To align processes, eliminate errors and speed results, Spotify’s finance team realized it needed a cohesive platform that could coordinate pipelines built with many technologies. After comparing leading orchestrators on the market, Spotify chose Flyte as the main runtime engine of their model.

Using Flyte as its model’s main runtime engine, Spotify was able to build a single forecast platform, called One Model, to crunch the data in real time. One Model unifies the disparate workflows — from teams including Automation and Tooling, Data and Insights, Business Modeling and Forecasting, and Data Workflow Scheduling — into Spotify’s financial forecast ecosystem.

Wilder praised Flyte’s ability to engage data scientists directly in the refinement and exchange of models. “As engineers, a lot of this might be table stakes for us, but for data scientists, being able to get up and running on Flyte,” he said. “Getting all of this stuff for free is a really big win for them.”

The result

With Flyte, Spotify reduced time-to-forecast, increased the number of runs possible in a quarter and minimized the number of human errors.

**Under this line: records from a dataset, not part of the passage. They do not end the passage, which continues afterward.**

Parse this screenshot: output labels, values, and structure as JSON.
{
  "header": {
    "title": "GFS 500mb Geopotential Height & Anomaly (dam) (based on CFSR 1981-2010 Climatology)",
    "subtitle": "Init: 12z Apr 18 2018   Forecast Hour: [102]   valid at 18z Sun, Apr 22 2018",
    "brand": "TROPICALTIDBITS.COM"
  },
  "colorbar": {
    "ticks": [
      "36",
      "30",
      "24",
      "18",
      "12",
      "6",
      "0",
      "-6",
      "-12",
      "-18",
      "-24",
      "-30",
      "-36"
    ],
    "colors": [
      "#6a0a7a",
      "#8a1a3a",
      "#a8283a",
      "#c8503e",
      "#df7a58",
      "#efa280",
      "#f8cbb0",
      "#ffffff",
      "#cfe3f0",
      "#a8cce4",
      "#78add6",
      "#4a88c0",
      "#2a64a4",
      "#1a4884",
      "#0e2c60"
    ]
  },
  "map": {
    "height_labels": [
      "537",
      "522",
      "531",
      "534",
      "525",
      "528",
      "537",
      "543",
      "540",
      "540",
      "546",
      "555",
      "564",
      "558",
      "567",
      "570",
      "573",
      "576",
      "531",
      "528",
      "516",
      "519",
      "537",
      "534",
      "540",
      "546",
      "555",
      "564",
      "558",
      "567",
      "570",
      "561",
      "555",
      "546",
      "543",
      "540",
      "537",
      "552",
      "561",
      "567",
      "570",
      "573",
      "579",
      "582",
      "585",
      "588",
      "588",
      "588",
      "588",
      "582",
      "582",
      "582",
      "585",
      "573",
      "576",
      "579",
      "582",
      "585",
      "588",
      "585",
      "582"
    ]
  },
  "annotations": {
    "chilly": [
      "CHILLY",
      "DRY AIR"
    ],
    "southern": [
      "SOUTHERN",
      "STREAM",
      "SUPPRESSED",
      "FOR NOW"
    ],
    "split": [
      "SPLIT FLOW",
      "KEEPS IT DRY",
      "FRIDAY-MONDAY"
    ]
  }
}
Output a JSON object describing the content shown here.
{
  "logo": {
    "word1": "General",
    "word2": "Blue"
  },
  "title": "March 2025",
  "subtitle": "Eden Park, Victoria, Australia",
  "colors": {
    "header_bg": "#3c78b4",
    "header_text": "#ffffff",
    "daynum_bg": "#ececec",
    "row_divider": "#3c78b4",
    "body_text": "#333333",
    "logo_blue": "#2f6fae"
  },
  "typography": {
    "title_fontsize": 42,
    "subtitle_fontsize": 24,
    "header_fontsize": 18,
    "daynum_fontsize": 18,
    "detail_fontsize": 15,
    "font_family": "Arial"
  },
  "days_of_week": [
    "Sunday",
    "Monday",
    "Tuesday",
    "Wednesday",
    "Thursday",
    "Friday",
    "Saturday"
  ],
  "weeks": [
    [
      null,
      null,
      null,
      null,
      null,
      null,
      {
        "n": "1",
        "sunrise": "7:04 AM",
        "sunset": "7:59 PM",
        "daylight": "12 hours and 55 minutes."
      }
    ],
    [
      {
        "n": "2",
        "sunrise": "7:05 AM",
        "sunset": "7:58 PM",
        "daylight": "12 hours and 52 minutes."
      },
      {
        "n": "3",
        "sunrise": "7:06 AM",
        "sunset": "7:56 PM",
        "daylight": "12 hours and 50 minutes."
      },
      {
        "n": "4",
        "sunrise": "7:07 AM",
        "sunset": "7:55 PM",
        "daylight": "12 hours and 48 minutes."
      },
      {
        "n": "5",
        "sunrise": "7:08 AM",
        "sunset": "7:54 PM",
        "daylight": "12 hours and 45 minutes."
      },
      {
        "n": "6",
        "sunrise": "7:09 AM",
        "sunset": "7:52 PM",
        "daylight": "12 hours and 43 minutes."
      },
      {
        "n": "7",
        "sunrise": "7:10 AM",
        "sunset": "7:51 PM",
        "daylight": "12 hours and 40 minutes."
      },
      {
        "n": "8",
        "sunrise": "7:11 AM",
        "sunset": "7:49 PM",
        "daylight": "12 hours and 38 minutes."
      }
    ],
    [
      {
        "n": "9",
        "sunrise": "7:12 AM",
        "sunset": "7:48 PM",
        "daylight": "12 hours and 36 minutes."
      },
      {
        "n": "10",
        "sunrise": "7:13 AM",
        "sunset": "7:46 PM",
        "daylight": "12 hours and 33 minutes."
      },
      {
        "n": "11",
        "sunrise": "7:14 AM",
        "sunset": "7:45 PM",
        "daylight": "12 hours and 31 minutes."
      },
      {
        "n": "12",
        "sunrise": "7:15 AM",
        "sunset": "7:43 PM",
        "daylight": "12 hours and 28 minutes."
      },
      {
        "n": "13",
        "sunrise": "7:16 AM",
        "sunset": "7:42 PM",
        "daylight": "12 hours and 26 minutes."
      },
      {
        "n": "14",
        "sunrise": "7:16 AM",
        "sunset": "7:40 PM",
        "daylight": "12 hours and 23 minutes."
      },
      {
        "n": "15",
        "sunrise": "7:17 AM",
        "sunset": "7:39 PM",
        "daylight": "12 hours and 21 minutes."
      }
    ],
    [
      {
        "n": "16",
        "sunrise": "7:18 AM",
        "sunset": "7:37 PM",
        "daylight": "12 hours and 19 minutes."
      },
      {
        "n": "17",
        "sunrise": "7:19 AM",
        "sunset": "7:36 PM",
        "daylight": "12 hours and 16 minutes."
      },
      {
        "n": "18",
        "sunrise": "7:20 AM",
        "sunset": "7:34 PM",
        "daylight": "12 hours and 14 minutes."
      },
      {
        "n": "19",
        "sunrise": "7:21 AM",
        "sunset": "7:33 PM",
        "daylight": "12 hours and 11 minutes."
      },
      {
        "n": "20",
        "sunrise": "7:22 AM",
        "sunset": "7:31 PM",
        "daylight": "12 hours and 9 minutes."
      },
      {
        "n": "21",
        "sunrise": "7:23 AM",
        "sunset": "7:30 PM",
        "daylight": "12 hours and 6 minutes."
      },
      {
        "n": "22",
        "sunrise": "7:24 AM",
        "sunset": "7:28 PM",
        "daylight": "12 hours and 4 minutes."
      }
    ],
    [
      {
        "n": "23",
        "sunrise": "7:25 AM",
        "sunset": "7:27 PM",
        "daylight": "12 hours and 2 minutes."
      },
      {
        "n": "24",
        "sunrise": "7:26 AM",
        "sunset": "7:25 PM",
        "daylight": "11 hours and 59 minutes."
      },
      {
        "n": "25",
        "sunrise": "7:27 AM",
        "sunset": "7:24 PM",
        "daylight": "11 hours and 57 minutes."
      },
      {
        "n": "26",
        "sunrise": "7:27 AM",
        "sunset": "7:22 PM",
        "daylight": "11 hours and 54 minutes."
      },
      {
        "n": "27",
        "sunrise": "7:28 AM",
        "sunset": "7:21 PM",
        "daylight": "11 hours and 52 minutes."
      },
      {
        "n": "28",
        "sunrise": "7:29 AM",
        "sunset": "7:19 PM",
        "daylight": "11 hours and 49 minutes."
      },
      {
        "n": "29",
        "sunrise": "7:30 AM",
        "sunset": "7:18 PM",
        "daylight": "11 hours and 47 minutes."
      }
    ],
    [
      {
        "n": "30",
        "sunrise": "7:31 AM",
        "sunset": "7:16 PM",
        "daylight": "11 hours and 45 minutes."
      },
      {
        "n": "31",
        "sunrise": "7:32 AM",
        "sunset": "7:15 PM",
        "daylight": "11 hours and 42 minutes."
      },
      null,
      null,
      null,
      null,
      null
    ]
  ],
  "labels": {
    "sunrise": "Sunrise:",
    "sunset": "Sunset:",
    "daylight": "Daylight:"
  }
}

What’s more, Spotify can run more business cases and scenario analyses more often to give the leadership team a fast, accurate view of its best course. “The number of forecasts run went from being limited to once per quarter involving all teams to thousands [of forecasts] for analytics purposes. We still have some work to do on reducing errors related to user configuration, but we've eliminated those related to manual handoffs.”

“The overall quarterly process has gone from four weeks to less than two.”